The stark reality is that mobile users are more inclined toward communications or task-centric interactions with their mobile device than toward content or entertainment. The UK's Office of Communications study of global mobile markets showed a decided preference by users to engage in mobile data sessions that are communications-oriented rather than information-oriented. Even in Japan, long the poster child for mobile information services, the primary use for the mobile device was e-mail (57% of users) compared to mobile Internet access (20%).

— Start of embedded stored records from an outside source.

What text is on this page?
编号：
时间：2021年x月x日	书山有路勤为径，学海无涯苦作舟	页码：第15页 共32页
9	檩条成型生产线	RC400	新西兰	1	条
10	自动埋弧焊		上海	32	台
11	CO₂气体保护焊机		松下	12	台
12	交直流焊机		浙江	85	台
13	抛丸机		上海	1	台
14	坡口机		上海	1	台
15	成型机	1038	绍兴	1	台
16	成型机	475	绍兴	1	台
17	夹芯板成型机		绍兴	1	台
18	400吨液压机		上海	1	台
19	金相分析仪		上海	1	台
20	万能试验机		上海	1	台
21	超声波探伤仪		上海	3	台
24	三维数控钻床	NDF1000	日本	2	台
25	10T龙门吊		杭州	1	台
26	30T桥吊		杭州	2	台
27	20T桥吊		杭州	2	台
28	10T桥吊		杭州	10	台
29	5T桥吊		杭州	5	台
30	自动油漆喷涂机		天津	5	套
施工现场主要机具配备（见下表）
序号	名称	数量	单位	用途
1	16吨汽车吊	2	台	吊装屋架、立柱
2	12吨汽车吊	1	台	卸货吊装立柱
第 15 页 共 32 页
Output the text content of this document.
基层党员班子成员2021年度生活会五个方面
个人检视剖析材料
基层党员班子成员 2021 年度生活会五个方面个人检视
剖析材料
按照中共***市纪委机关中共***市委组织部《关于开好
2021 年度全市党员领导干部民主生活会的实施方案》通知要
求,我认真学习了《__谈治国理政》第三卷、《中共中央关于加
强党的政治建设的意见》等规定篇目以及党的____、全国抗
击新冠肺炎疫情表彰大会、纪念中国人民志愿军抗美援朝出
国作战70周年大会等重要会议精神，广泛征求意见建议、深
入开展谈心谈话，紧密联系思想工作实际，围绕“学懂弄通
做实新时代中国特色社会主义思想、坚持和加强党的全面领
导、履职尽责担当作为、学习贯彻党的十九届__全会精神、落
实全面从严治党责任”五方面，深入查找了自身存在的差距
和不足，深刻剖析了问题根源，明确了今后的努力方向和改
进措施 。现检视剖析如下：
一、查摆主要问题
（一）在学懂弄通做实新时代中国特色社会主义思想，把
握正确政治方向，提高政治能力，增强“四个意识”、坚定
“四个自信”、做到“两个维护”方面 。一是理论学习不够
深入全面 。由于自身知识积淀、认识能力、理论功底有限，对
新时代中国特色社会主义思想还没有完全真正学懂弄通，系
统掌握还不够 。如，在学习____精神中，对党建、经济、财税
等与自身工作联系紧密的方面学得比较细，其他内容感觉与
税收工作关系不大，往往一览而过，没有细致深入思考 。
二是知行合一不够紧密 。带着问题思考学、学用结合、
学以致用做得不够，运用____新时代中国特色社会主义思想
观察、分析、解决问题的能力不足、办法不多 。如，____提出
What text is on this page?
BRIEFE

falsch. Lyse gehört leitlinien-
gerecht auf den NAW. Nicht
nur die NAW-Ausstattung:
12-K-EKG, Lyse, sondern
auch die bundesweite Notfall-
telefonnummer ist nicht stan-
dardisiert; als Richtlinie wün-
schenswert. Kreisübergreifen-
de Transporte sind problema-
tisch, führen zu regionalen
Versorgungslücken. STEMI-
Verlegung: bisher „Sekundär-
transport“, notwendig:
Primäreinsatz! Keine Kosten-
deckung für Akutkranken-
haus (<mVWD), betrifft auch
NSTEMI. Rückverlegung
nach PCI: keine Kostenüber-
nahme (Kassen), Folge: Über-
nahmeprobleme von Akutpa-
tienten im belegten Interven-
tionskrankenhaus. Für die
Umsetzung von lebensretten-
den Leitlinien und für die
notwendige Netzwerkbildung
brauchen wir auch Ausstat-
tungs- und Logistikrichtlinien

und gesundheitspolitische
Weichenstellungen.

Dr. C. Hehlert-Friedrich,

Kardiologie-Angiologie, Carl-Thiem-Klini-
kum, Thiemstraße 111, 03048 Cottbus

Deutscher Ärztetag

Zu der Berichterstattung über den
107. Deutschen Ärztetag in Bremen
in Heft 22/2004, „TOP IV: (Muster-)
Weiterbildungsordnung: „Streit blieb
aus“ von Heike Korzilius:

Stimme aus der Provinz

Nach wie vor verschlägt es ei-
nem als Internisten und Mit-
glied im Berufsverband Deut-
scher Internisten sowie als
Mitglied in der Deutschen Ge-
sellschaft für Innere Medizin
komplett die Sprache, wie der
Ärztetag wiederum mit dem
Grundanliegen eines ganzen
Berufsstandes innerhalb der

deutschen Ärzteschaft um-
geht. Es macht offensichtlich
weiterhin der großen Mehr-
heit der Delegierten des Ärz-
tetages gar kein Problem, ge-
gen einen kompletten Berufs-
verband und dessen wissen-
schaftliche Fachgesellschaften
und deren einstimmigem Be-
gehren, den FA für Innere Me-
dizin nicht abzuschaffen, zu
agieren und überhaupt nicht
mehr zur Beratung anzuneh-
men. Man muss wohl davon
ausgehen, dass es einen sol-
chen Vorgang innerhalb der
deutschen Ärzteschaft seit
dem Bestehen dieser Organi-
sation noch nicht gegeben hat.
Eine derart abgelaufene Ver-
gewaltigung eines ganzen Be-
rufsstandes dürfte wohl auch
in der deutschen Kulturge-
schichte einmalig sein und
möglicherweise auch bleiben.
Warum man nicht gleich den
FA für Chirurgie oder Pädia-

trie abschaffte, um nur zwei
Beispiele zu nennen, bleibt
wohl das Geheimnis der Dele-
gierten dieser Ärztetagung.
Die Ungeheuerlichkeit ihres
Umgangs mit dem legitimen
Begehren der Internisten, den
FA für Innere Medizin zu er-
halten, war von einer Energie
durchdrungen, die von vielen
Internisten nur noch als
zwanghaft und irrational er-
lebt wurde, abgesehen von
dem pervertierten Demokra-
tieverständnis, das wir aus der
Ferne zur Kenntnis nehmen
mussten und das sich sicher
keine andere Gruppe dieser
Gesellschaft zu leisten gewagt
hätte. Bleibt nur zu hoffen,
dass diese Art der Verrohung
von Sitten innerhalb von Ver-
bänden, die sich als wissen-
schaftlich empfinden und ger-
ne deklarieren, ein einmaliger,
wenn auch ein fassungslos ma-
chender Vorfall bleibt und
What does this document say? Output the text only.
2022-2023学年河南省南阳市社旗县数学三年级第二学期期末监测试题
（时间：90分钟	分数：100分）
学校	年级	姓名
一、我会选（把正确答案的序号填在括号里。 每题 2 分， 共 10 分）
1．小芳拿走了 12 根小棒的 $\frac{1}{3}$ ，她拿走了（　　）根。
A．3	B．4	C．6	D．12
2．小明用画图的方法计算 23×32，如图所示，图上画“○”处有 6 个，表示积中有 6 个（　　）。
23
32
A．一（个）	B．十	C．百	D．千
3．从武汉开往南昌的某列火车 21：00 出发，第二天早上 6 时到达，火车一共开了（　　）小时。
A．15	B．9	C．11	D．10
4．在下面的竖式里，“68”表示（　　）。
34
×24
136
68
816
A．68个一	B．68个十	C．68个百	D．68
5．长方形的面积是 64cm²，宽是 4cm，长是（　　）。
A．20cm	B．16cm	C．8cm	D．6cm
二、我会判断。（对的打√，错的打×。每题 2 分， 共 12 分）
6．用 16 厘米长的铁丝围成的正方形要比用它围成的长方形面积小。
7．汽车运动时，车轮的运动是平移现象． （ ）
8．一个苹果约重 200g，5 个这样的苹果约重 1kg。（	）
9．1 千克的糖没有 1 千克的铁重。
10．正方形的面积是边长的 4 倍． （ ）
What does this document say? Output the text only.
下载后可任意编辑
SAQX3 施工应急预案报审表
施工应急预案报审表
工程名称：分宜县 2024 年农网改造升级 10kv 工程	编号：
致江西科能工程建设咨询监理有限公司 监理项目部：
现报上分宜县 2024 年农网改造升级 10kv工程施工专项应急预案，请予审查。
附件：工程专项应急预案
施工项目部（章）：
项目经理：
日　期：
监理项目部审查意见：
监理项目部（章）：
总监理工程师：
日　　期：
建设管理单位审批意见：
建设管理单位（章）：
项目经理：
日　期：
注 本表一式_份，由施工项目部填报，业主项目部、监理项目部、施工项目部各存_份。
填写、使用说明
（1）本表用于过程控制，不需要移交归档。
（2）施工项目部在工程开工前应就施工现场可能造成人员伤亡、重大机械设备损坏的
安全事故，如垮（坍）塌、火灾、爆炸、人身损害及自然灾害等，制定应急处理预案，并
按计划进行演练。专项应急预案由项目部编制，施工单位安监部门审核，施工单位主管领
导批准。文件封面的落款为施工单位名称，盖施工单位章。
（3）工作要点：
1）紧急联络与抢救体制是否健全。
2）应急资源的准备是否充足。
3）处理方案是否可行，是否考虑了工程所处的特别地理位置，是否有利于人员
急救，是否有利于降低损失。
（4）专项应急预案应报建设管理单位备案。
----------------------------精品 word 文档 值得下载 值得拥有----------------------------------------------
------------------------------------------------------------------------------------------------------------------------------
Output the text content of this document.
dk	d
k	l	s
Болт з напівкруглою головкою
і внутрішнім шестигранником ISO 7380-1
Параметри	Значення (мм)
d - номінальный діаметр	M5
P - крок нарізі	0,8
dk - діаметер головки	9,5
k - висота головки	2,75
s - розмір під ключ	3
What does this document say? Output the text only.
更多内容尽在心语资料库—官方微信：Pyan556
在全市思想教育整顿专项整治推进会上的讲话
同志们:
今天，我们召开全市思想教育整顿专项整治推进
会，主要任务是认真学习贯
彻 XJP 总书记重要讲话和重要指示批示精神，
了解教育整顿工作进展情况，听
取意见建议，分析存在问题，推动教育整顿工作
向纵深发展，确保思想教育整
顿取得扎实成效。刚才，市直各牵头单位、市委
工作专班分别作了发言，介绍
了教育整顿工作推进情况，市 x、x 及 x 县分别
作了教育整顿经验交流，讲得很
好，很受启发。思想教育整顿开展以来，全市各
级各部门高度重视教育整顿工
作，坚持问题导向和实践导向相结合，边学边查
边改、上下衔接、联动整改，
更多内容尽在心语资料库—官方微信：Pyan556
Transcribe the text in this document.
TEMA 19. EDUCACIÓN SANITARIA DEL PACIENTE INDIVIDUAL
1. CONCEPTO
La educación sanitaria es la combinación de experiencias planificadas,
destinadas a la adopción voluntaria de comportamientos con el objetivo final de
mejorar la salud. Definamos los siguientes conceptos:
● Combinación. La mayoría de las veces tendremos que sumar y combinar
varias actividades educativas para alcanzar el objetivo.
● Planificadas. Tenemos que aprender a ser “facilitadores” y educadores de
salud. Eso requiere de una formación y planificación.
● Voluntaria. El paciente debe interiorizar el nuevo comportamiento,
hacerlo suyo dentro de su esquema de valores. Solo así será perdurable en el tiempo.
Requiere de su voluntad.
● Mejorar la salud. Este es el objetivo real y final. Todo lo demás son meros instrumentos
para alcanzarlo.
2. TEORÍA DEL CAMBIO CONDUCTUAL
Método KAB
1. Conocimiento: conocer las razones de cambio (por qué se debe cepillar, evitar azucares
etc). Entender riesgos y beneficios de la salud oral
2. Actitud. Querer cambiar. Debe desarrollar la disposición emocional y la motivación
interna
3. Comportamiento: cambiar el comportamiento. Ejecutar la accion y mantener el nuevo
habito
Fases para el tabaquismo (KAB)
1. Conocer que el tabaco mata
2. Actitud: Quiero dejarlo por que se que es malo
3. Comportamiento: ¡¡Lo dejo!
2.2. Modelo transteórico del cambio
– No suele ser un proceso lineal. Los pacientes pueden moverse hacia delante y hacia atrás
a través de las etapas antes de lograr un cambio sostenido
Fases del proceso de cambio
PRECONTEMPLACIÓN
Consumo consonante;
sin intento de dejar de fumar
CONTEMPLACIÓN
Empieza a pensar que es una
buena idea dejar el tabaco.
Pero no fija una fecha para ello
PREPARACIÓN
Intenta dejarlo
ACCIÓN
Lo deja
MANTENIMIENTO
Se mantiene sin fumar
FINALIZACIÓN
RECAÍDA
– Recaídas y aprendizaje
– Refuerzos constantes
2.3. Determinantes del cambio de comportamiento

The upshot for mobile carriers and mobile content providers is that they need a new context in which to pitch mobile data access to users. Without a compelling incentive for users to sign up for mobile data access, it is likely that mobile carriers will see their mobile data revenues jump sharply at first and then start to stall at around 30%, as was the case in Japan. Mobile social networking potentially could not only push mobile data access over that hump, but could pull in other communications services to a social networking session.

Mobile content providers also need a relaunch to jumpstart their business. To date, mobile content is generally considered difficult to find as well as inferior in quality to other media channels—a reputation that is somewhat deserved. Mobile social networking offers a new environment for content discovery through recommendation as well as distribution via the network effect.